Tradicionalmente, durante la cuaresma se hace reflexión de la pasión de Jesús con el Via Crucis. El camino a la cruz. En él se contemplan las estaciones o momentos que Jesús vive desde que es hecho preso hasta que es bajado de la cruz y puesto en el sepulcro.

Pero el camino de quienes siguen a Jesús no termina en el sepulcro, cuando se cierra la losa y con ella la esperanza y el deseo de seguir todas sus enseñanzas. Por el contrario, es a partir de aquí y de todo lo que viene después, que toma sentido el seguimiento de Jesús, ya que su mensaje se propaga gracias a las personas que le conocieron, ahora asistidas por el Espíritu Santo.

Este camino que parte del sepulcro es conocido como Via Lucis, Camino Pascual o Camino de la Alegría. En dicho camino se contemplan los encuentros de Jesús Resucitado con varias personas. Encuentros que iluminan todo el mensaje cristiano y que llenan de alegría a sus protagonistas.

Uno de los momentos centrales es la Ascensión de Jesús, ya que es de los últimos en que se encuentra con sus amigos y amigas antes de “ir al Padre”. Lucas nos lo narra en pocas palabras en su texto (Lc 24, 46-53).

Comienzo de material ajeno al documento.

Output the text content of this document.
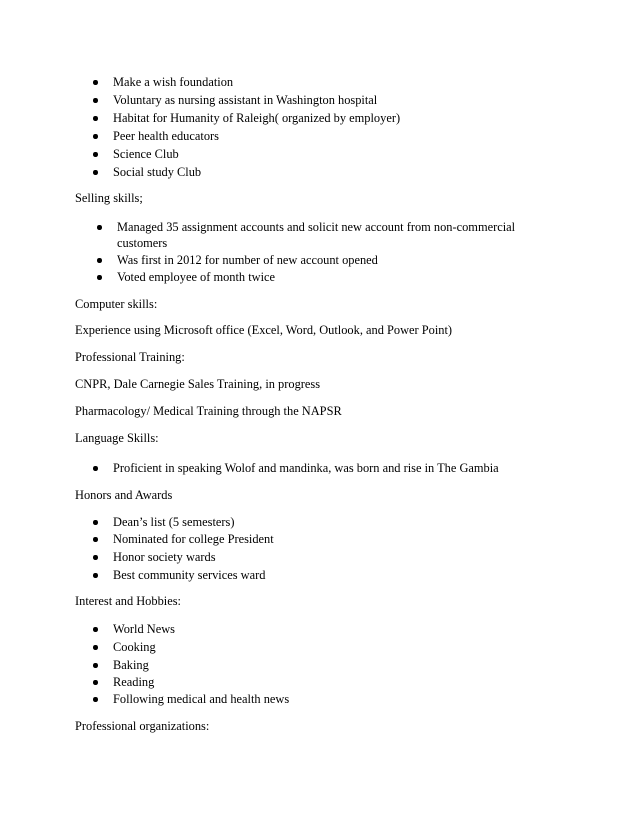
Make a wish foundation
Voluntary as nursing assistant in Washington hospital
Habitat for Humanity of Raleigh( organized by employer)
Peer health educators
Science Club
Social study Club
Selling skills;
Managed 35 assignment accounts and solicit new account from non-commercial
customers
Was first in 2012 for number of new account opened
Voted employee of month twice
Computer skills:
Experience using Microsoft office (Excel, Word, Outlook, and Power Point)
Professional Training:
CNPR, Dale Carnegie Sales Training, in progress
Pharmacology/ Medical Training through the NAPSR
Language Skills:
Proficient in speaking Wolof and mandinka, was born and rise in The Gambia
Honors and Awards
Dean’s list (5 semesters)
Nominated for college President
Honor society wards
Best community services ward
Interest and Hobbies:
World News
Cooking
Baking
Reading
Following medical and health news
Professional organizations:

Antes de ascender, Jesús recapitula su itinerario. Y lo hace con tres verbos: pasión, resurrección y anuncio del Reino. El camino del cristiano es éste.

La pasión es fruto del momento histórico, las contradicciones que surgen cuando se viven los valores que Jesús propone y que a menudo son diferentes a los del mundo. La pasión, que quiere decir muerte al modelo que ahoga al ser humano. Después la resurrección, que supone haber transitado la muerte y dar un paso más allá, instalándose en la vida en Cristo. Es decir, la alegría de seguir a Jesús y sentirse unido a Dios. Por último, el anuncio de esta experiencia personal, radical, con la finalidad de que otras personas conozcan a Jesús y puedan hacer su proceso de conversión a la Vida.

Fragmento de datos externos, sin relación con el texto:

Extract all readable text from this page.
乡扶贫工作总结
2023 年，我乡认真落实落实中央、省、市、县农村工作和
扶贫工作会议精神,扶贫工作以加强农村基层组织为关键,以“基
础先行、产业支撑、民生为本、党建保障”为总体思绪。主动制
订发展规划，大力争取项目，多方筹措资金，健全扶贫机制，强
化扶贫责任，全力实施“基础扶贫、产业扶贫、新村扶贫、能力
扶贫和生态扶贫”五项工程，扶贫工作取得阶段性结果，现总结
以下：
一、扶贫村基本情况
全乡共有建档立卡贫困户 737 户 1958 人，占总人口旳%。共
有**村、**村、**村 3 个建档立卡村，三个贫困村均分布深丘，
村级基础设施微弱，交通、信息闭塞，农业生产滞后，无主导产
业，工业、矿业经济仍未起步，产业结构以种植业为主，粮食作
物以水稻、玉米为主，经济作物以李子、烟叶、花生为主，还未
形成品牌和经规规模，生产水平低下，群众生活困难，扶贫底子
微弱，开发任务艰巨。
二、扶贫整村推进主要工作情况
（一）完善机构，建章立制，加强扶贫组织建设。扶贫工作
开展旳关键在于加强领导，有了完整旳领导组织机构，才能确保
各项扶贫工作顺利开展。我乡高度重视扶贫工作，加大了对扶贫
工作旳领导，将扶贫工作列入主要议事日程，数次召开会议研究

A continuación de esta recapitulación, en este mismo pasaje de Lucas, Jesús anuncia por última vez la venida del Espíritu Santo. Habla de él como la Promesa del Padre y también como una fuerza. Tenemos ante nosotros al Dios trinitario: Jesús que habla, el Padre que promete y el Espíritu Santo que es fuerza. El habla de Jesús que es comunicación, humanización de la realidad. Jesús es quien traduce en lenguaje humano (palabras, gestos, signos) las maravillas de la Creación, la bondad y el amor de Dios. El Padre que promete es proveedor de sentido, es presencia eterna e íntima. Y el Espíritu aquí es presentado como fuerza. Pero no cualquier fuerza, sino una fuerza divina, la cual es capaz de conmover, de transformar, de acompañar.

Y la imagen que finalmente nos deja este pasaje evangélico es la Ascensión de Jesús, que tiene lugar fuera de la ciudad, Jerusalén. “Fuera”, como lugar simbólico, potente, de contacto con el mundo natural y sobrenatural. “Fuera” que también quiere decir rompimiento definitivo con las opresiones, liberación. Este des-centrarse tiene que ver con la salida de uno mismo para acceder a Dios. Desde este afuera Jesús, materialmente, abre el cielo y nos lo deja bien abierto. El camino para acceder a él es Jesús mismo.

Después de la Ascensión vemos cómo los discípulos vuelven alegres a Jerusalén y se nos presentan bendiciendo a Dios en el templo, a la espera del Espíritu Santo. Lo cual, precisamente, no se da en el templo, sino fuera de él en otro contexto.